Developer Apple Inc. | Typing discipline Weak, dynamic | |
Paradigm Natural language programming, Scripting First appeared 1993; 24 years ago (1993) Stable release 2.7 / October 16, 2014; 2 years ago (2014-10-16) |
AppleScript is a scripting language created by Apple Inc. and built into the Classic Mac OS since System 7 and into all versions of macOS. The term "AppleScript" may refer to the scripting system itself, or to an individual script written in the AppleScript language.
Contents
- History
- Basic concepts
- Comments
- Hello world
- Natural language metaphor
- Examples of scripts
- Script editors
- Script launchers
- Related scripting issues
- Classes data types
- Language structures
- Miscellaneous information
- Open Scripting Architecture
- References
AppleScript is primarily a scripting language developed by Apple to do Inter-Application Communication (IAC) using AppleEvents. AppleScript is related to, but different from, AppleEvents. AppleEvents is designed to exchange data between and control other applications in order to automate repetitive tasks. AppleScript has some limited processing abilities of its own, in addition to sending and receiving AppleEvents to applications. AppleScript can do basic calculations and complex text processing, and is extensible, allowing the use of scripting additions that add new functions to the language. Mainly, however, AppleScript relies on the functionality of applications and processes to handle complex tasks. As a structured command language, AppleScript can be compared to Unix shells, the Microsoft Windows Script Host, or IBM REXX in its functionality, but it is unique from all three. Essential to its functionality is the fact that Macintosh applications publish "dictionaries" of addressable objects and operations.
AppleScript has some elements of object-oriented programming, particularly in the construction of script objects, and natural language programming tendencies in its syntax, but does not strictly conform to either category.
History
The AppleScript project was an attempt to consolidate a proliferation of scripting languages created and maintained by different groups and products at Apple. AppleScript was partly modeled on HyperCard's simple English language-based scripting language called HyperTalk, which could be used by novices to program a HyperCard stack. Apple engineers recognized that a similar, but more object-oriented scripting language could be designed to be used with any application, and the AppleScript project was born as a spin-off of a research effort to modernize the Macintosh as a whole and finally became part of System 7.

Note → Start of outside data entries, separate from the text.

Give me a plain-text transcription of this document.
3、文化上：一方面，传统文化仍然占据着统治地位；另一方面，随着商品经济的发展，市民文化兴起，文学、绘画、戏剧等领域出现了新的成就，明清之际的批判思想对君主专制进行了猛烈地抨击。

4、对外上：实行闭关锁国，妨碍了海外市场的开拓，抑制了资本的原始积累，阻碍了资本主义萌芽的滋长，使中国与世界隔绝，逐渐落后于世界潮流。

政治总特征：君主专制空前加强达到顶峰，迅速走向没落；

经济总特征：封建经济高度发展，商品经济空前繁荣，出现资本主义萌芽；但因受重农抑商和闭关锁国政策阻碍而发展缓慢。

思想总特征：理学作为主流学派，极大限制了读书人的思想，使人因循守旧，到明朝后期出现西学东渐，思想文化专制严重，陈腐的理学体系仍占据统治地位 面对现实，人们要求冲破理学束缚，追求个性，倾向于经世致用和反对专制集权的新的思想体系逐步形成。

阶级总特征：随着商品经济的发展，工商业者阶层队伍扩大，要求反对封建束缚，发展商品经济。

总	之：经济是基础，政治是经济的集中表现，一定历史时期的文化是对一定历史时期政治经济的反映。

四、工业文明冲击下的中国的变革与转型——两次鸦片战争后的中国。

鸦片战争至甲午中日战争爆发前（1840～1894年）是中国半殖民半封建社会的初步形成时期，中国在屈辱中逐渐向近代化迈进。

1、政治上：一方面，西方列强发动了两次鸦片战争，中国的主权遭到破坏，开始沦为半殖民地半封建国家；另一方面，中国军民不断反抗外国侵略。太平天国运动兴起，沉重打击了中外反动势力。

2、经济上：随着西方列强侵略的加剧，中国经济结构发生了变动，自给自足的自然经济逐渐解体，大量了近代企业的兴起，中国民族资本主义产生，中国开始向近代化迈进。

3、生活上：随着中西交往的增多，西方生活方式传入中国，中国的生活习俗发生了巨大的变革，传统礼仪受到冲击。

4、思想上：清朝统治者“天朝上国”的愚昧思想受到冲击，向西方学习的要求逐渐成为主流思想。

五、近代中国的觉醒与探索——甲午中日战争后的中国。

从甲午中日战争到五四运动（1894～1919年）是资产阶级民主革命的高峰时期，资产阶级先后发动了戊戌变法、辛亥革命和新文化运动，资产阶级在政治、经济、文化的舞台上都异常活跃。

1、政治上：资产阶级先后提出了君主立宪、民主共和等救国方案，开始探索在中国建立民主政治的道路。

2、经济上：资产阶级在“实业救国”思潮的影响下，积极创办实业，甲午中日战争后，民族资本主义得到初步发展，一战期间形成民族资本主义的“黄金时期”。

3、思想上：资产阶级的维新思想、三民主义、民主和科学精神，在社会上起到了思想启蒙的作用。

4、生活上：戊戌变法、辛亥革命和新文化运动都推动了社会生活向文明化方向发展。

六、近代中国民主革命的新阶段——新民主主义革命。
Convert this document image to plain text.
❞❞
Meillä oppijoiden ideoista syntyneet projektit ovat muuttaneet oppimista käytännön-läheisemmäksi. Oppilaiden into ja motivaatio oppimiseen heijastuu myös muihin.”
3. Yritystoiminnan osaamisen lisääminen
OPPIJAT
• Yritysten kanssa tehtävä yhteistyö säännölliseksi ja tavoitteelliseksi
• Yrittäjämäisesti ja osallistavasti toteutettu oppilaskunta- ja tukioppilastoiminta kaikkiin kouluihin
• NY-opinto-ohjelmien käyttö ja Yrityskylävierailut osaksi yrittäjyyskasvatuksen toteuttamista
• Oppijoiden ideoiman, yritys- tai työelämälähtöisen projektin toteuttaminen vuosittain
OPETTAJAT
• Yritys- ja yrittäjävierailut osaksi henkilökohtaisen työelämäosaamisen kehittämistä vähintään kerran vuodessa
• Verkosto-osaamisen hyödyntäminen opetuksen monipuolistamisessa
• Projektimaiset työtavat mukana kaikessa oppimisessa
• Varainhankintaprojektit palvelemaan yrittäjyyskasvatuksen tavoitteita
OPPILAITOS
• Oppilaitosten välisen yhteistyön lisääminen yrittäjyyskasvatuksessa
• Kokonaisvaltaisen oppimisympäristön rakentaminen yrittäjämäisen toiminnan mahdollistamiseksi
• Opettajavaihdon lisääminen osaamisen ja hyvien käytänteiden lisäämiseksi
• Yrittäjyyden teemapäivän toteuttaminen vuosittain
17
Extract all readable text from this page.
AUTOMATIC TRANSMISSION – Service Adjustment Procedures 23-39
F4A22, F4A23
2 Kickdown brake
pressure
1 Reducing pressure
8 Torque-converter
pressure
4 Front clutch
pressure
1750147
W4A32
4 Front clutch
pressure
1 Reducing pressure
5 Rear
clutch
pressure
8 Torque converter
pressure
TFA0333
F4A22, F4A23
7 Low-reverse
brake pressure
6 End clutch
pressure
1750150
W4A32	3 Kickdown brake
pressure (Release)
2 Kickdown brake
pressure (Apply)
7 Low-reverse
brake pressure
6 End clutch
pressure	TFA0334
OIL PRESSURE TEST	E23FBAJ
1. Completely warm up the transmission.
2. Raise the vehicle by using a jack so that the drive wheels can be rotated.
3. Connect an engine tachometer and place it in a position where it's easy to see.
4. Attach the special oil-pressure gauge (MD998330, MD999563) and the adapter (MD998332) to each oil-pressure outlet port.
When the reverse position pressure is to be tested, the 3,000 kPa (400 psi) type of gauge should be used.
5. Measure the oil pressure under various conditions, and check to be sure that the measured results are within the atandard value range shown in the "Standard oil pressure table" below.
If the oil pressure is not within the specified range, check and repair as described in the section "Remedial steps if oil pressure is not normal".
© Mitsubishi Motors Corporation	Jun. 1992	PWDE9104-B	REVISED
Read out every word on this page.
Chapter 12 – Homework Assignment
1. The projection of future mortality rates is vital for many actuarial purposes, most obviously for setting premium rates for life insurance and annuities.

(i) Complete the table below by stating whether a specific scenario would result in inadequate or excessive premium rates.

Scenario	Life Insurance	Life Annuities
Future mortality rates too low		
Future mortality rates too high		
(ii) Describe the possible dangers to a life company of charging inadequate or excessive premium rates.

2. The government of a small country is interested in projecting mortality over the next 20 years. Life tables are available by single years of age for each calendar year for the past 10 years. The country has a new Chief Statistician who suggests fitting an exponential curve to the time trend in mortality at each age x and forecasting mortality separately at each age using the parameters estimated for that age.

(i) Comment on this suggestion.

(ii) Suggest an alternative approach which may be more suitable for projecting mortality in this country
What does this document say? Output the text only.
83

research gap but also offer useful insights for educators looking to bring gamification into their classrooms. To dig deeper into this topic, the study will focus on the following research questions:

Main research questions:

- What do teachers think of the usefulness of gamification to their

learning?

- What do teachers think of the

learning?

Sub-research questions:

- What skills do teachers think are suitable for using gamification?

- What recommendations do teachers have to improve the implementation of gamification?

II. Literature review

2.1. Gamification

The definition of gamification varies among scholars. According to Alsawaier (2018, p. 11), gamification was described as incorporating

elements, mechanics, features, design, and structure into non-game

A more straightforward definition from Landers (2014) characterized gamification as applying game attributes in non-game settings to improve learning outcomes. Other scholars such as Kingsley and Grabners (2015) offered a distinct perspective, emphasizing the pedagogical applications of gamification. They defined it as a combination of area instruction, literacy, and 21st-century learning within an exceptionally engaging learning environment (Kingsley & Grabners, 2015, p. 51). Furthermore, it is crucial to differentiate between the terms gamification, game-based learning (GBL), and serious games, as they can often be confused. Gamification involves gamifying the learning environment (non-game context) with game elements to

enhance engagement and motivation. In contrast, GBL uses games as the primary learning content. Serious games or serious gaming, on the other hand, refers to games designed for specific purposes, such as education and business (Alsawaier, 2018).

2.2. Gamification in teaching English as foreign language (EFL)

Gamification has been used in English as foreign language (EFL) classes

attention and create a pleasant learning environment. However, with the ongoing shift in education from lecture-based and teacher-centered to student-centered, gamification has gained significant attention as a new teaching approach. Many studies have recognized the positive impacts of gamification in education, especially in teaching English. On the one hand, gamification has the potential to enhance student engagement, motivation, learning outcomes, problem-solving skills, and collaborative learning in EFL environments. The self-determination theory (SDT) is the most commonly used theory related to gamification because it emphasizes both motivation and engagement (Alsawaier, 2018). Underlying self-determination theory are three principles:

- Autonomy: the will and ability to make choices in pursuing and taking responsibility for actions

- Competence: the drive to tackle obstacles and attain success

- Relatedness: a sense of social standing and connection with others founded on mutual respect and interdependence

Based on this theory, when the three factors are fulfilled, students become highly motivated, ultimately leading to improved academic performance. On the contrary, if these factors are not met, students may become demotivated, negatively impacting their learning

AppleScript was released in October 1993 as part of System 7.1.1 (System 7 Pro, the first major upgrade to System 7). QuarkXPress (ver. 3.2) was one of the first major software applications that supported AppleScript. This in turn led to AppleScript being widely adopted within the publishing and prepress world, often tying together complex workflows. This was a key factor in retaining the Macintosh's dominant position in publishing and prepress, even after QuarkXpress and other publishing applications were ported to Microsoft Windows.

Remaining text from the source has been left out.